Future development in the watershed is expected to impact water and other natural resources in the watershed.  Land use change when not done properly impacts downstream water quality by increasing the volume of runoff and the concentration and load of nutrients and sediment transported to receiving waters.  Each subwatershed plan contains an analysis of the expected impact of future development on the water quality of lakes within the subwatershed, assessing both the expected 2020 conditions and potential Ultimate Development conditions.  While the current regulatory program requires developers to pretreat runoff to reduce of some of that new nutrient load, that amount of nutrient removal will not be sufficient to prevent future degradation of water quality.

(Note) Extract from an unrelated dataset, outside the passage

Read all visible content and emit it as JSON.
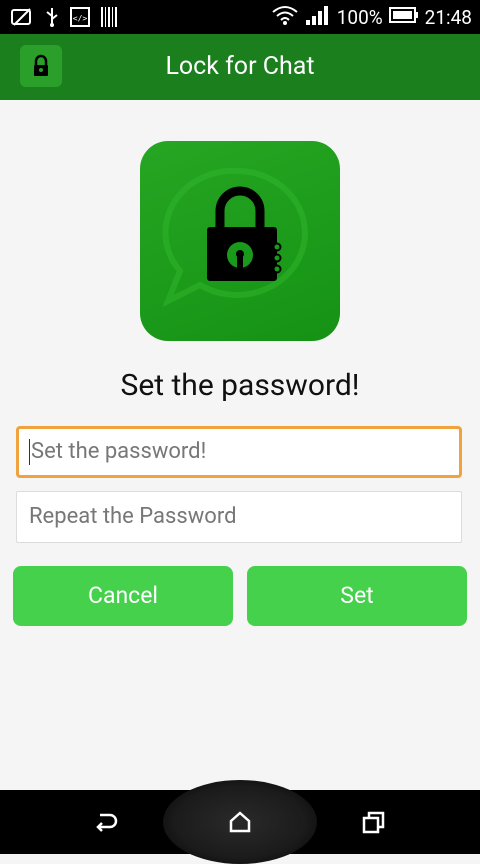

Development has other impacts as well.  New impervious surface such as roads, driveways, roofs, and parking lots increases the volume of stormwater that runs off the land.  This volume flows to lakes, streams, and wetlands, carrying with it nutrients and sediment.  The increased volume can impact peak flows in streams and channels, and increase the duration of peak flows, potentially causing erosion.   Additional volume discharged to wetlands can change water levels and the amount of time vegetation in wetlands is inundated, altering vegetation and impacting ecological integrity of those resources.

Groundwater can be impacted by development as well.  Changing stormwater runoff patterns can reduce the amount of stormwater that natural percolates into the soil, altering local surficial aquifers and impacting wetlands, baseflow in streams, and in time the deeper aquifers. 

To mitigate these future impacts, the District will consider additional regulatory controls on permitted development and redevelopment.  These controls are part of the District's integrated, performance-based strategy that links regulation, programming, and capital improvements to the achievement of specific management goals by subwatershed.